Andara menatap dingin datar pada Nicholas yang kini semakin menciut nyalinya. Cekalan tangan Andara begitu kuat memegang tangannya. Saking kuatnya, terasa ngilu hingga ke seluruh tulang.
"Kau menyiksa batinku hingga aku depresi! Setelah kau menyiksa batinku, aku, kau buang di tengah hutan! Aku, kau khianatai jauh sebelum aku tahu jika kau sudah meniduri adik kandung Kanya hingga mati karena depresi! Kau! Laki-laki baji ngan yang pernah aku temui! Karena kau! Aku sampai di hina oleh kedua orangtuaku dan memujimu laki-laki yang baik! Cuih! Padahal kau itu tak lebih buruk dari sekor binatang! Binatang saja masih sayang pada pasangannya! Sedang kau? Kau jadikan aku budak lampiasan kekerasan tangan kotormu itu!"

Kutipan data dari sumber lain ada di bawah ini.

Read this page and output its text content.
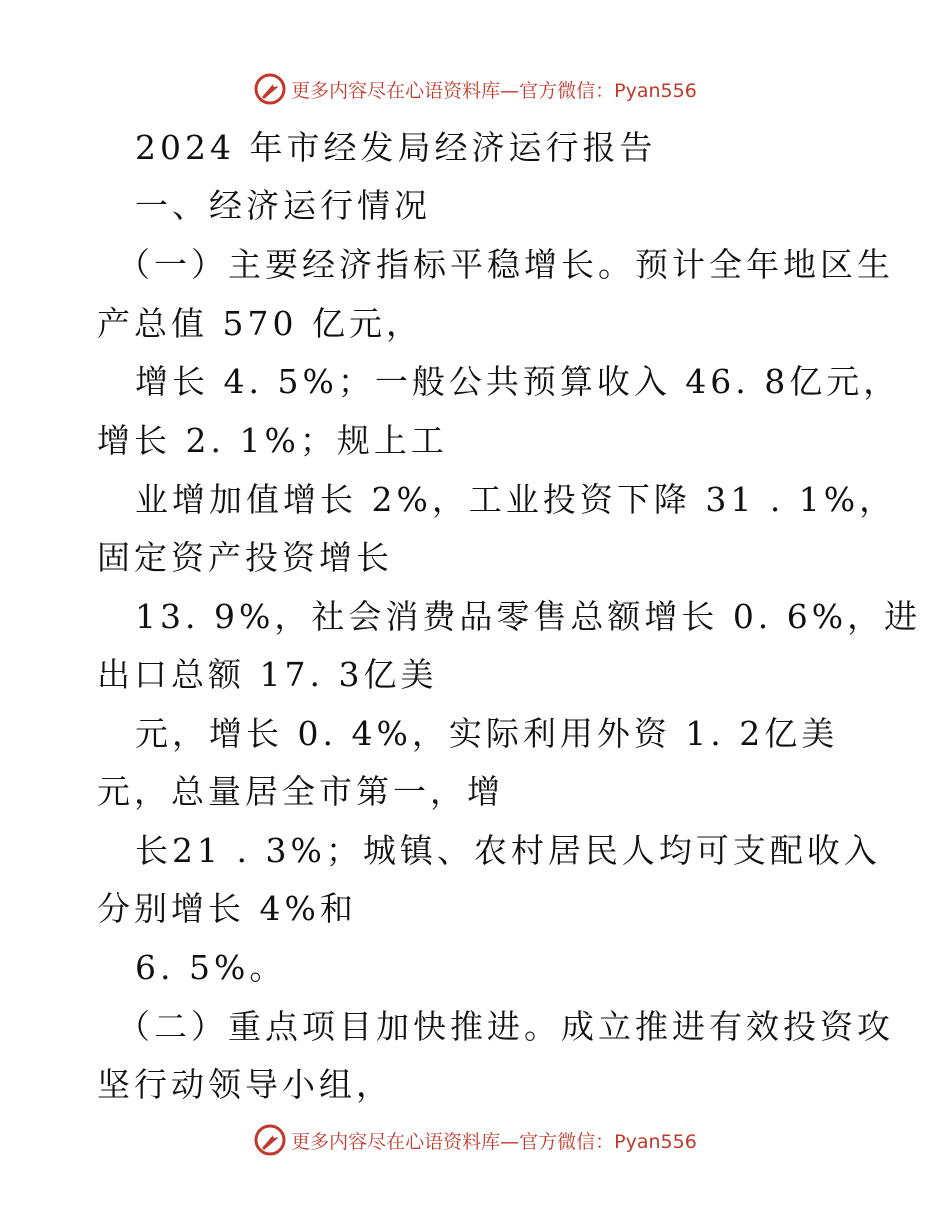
更多内容尽在心语资料库—官方微信：Pyan556
2024 年市经发局经济运行报告
一、经济运行情况
（一）主要经济指标平稳增长。预计全年地区生
产总值 570 亿元，
增长 4. 5%；一般公共预算收入 46. 8亿元，
增长 2. 1%；规上工
业增加值增长 2%，工业投资下降 31 . 1%，
固定资产投资增长
13. 9%，社会消费品零售总额增长 0. 6%，进
出口总额 17. 3亿美
元，增长 0. 4%，实际利用外资 1. 2亿美
元，总量居全市第一，增
长21 . 3%；城镇、农村居民人均可支配收入
分别增长 4%和
6. 5%。
（二）重点项目加快推进。成立推进有效投资攻
坚行动领导小组，
更多内容尽在心语资料库—官方微信：Pyan556
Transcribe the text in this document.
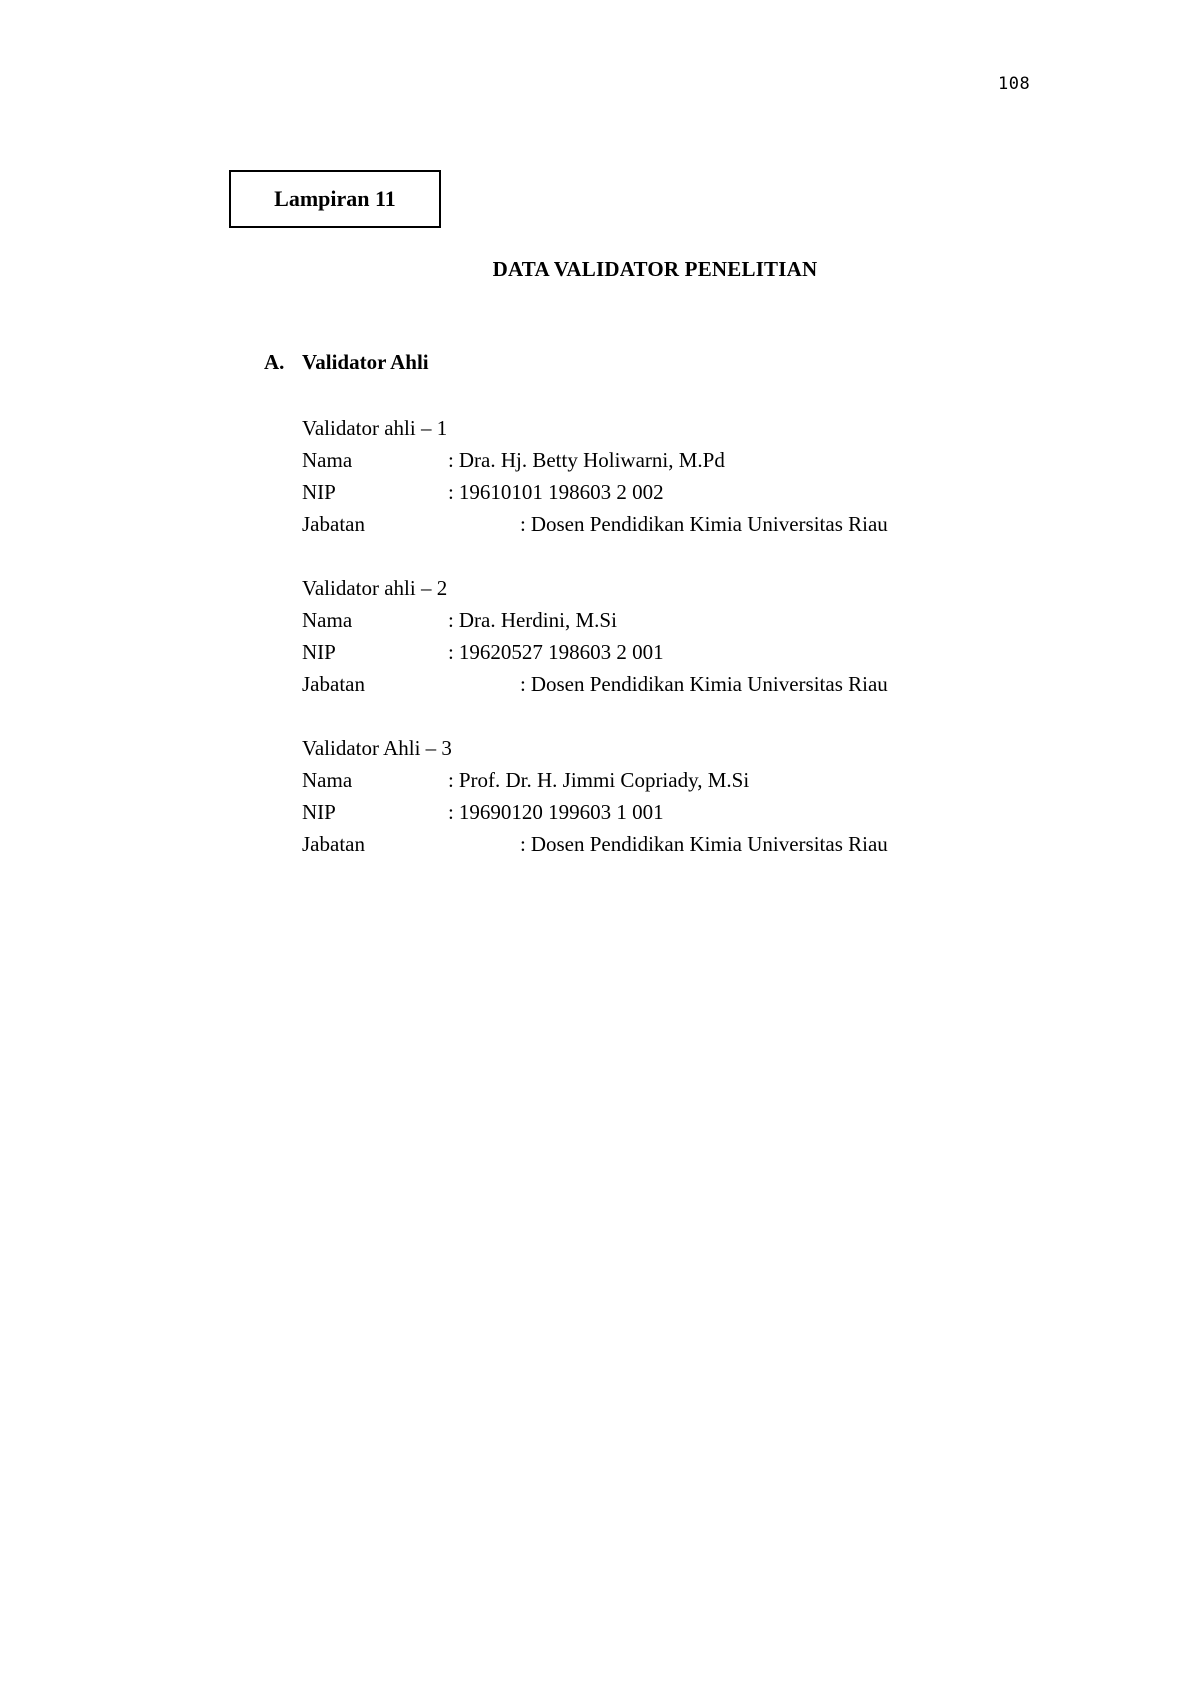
108
Lampiran 11
DATA VALIDATOR PENELITIAN
A. Validator Ahli
Validator ahli – 1
Nama	: Dra. Hj. Betty Holiwarni, M.Pd
NIP	: 19610101 198603 2 002
Jabatan	: Dosen Pendidikan Kimia Universitas Riau
Validator ahli – 2
Nama	: Dra. Herdini, M.Si
NIP	: 19620527 198603 2 001
Jabatan	: Dosen Pendidikan Kimia Universitas Riau
Validator Ahli – 3
Nama	: Prof. Dr. H. Jimmi Copriady, M.Si
NIP	: 19690120 199603 1 001
Jabatan	: Dosen Pendidikan Kimia Universitas Riau
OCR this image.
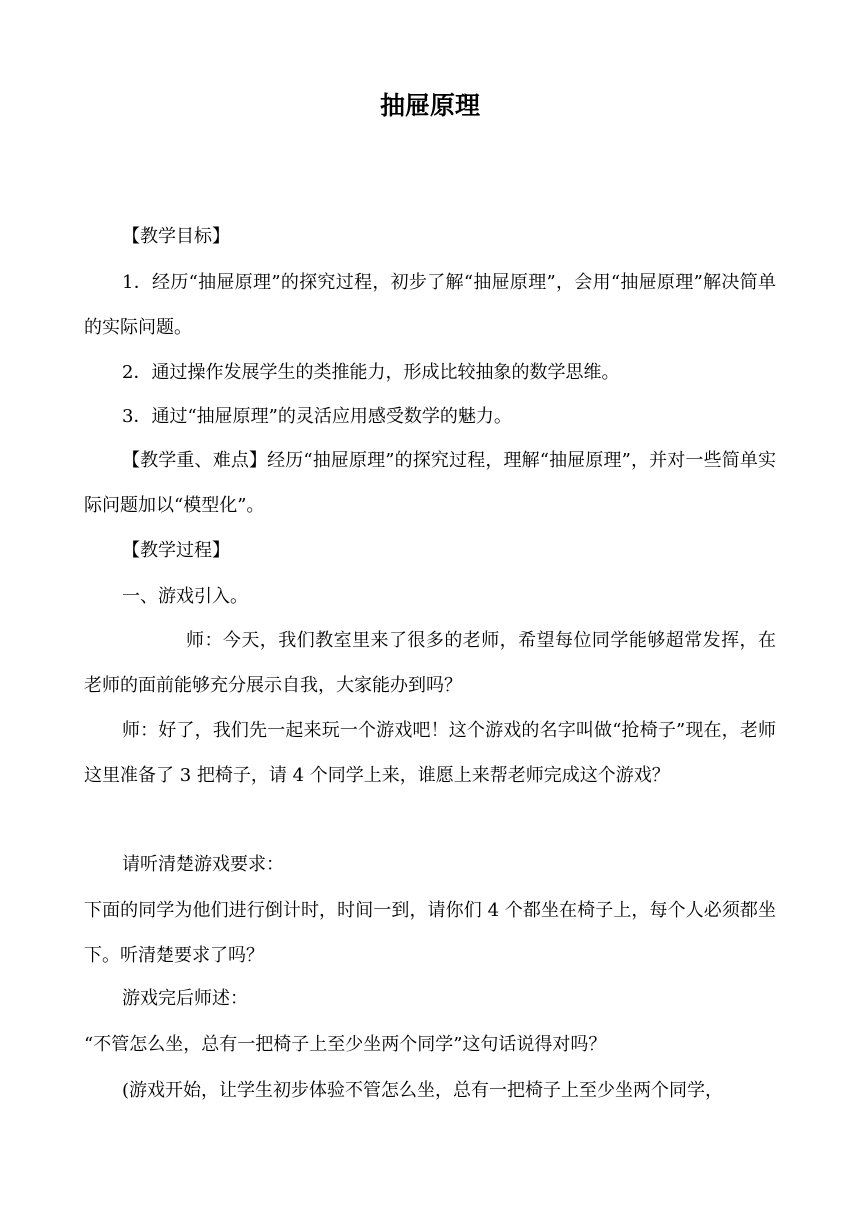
抽屉原理

【教学目标】

1．经历“抽屉原理”的探究过程，初步了解“抽屉原理”，会用“抽屉原理”解决简单的实际问题。

2．通过操作发展学生的类推能力，形成比较抽象的数学思维。

3．通过“抽屉原理”的灵活应用感受数学的魅力。

【教学重、难点】经历“抽屉原理”的探究过程，理解“抽屉原理”，并对一些简单实际问题加以“模型化”。

【教学过程】

一、游戏引入。

师：今天，我们教室里来了很多的老师，希望每位同学能够超常发挥，在老师的面前能够充分展示自我，大家能办到吗？

师：好了，我们先一起来玩一个游戏吧！这个游戏的名字叫做“抢椅子”现在，老师这里准备了 3 把椅子，请 4 个同学上来，谁愿上来帮老师完成这个游戏？

请听清楚游戏要求：

下面的同学为他们进行倒计时，时间一到，请你们 4 个都坐在椅子上，每个人必须都坐下。听清楚要求了吗？

游戏完后师述：

“不管怎么坐，总有一把椅子上至少坐两个同学”这句话说得对吗？

(游戏开始，让学生初步体验不管怎么坐，总有一把椅子上至少坐两个同学，
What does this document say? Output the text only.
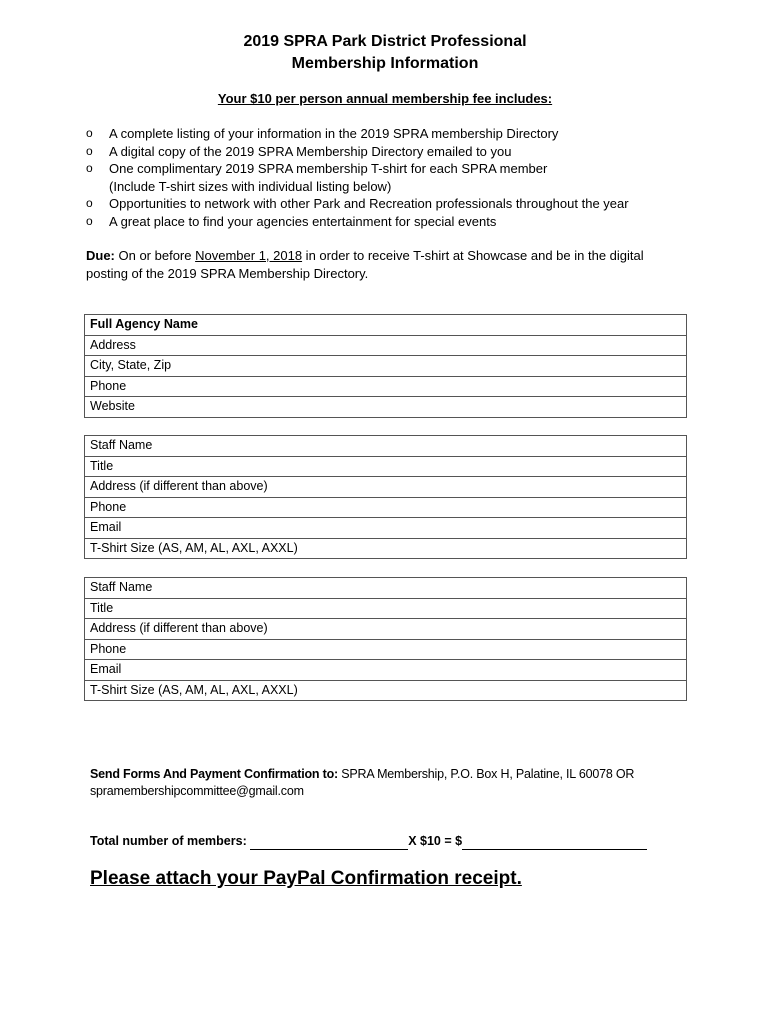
2019 SPRA Park District Professional
Membership Information
Your $10 per person annual membership fee includes:
o	A complete listing of your information in the 2019 SPRA membership Directory
o	A digital copy of the 2019 SPRA Membership Directory emailed to you
o	One complimentary 2019 SPRA membership T-shirt for each SPRA member
(Include T-shirt sizes with individual listing below)
o	Opportunities to network with other Park and Recreation professionals throughout the year
o	A great place to find your agencies entertainment for special events
Due: On or before November 1, 2018 in order to receive T-shirt at Showcase and be in the digital posting of the 2019 SPRA Membership Directory.
Full Agency Name
Address
City, State, Zip
Phone
Website
Staff Name
Title
Address (if different than above)
Phone
Email
T-Shirt Size (AS, AM, AL, AXL, AXXL)
Staff Name
Title
Address (if different than above)
Phone
Email
T-Shirt Size (AS, AM, AL, AXL, AXXL)
Send Forms And Payment Confirmation to: SPRA Membership, P.O. Box H, Palatine, IL 60078 OR
spramembershipcommittee@gmail.com
Total number of members:	X $10 = $
Please attach your PayPal Confirmation receipt.
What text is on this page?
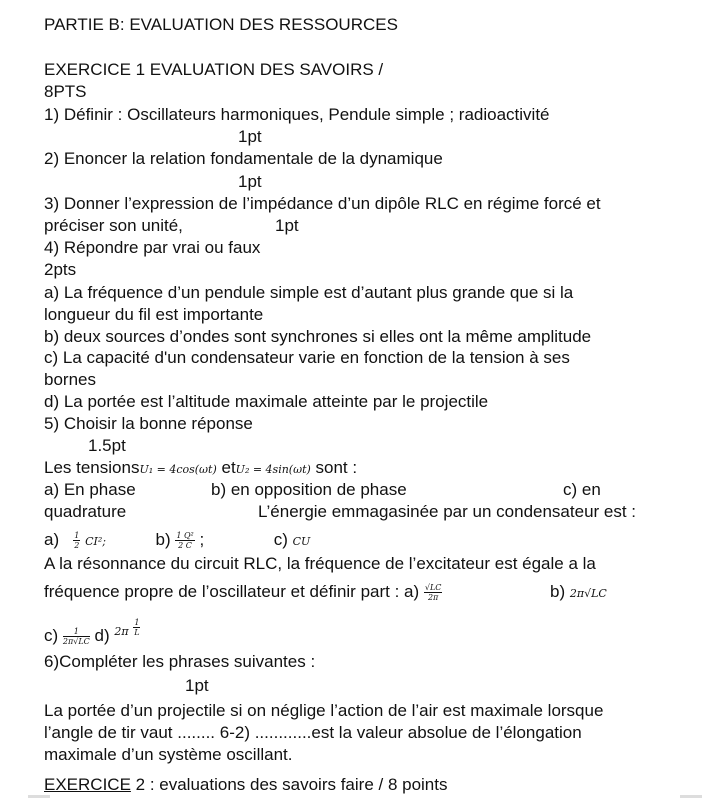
PARTIE B: EVALUATION DES RESSOURCES
EXERCICE 1 EVALUATION DES SAVOIRS /
8PTS
1) Définir : Oscillateurs harmoniques, Pendule simple ; radioactivité
1pt
2) Enoncer la relation fondamentale de la dynamique
1pt
3) Donner l’expression de l’impédance d’un dipôle RLC en régime forcé et
préciser son unité,	1pt
4) Répondre par vrai ou faux
2pts
a) La fréquence d’un pendule simple est d’autant plus grande que si la
longueur du fil est importante
b) deux sources d’ondes sont synchrones si elles ont la même amplitude
c) La capacité d'un condensateur varie en fonction de la tension à ses
bornes
d) La portée est l’altitude maximale atteinte par le projectile
5) Choisir la bonne réponse
1.5pt
Les tensionsU₁ = 4cos(ωt) etU₂ = 4sin(ωt) sont :
a) En phase	b) en opposition de phase	c) en
quadrature	L’énergie emmagasinée par un condensateur est :
$a) \frac{1}{2} CI^2$;	$b) \frac{\text{1 Q²}}{2 C}$ ;	c) CU
A la résonnance du circuit RLC, la fréquence de l’excitateur est égale a la
fréquence propre de l’oscillateur et définir part : $a) \frac{√LC}{2\pi}$	b) 2π√LC
$c) \frac{1}{2\pi√LC} d$) $^{2\pi} \frac{1}{L}$
6)Compléter les phrases suivantes :
1pt
La portée d’un projectile si on néglige l’action de l’air est maximale lorsque
l’angle de tir vaut ........ 6-2) ............est la valeur absolue de l’élongation
maximale d’un système oscillant.
EXERCICE 2 : evaluations des savoirs faire / 8 points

Kau siksa aku dan kau buang aku hingga aku mati menggenaskan! Kau membuat alibi pada semua orang, kalau aku mati kecelakaan, padahal kau dan gundik sialanmu ini yang sengaja membunuhku setelah aku tahu rahasia kalian berdua! Kejam! Sungguh kejam! Kalian pasangan yang cocok! Yang satu pembunuh dan yang satu lagi ja lang! Tega-teganya kau menyerahkan adikmu pada laki- laki ini untuk di nikmati olehnya karena kau cemburu? Dasar gila! Iblis jahannam! Terkutuklah kalian berdua! Bahkan kematian tidak cukup untuk kalian berdua! Kalian akan mati di tanganku! Aku akan membunuh kalian secara perlahan! Kalian akan meminta ampun padaku untuk melepaskan diri kalian dari penyiksaan yang akan aku lakukan sebentar lagi!" tukas Andara berapi-api.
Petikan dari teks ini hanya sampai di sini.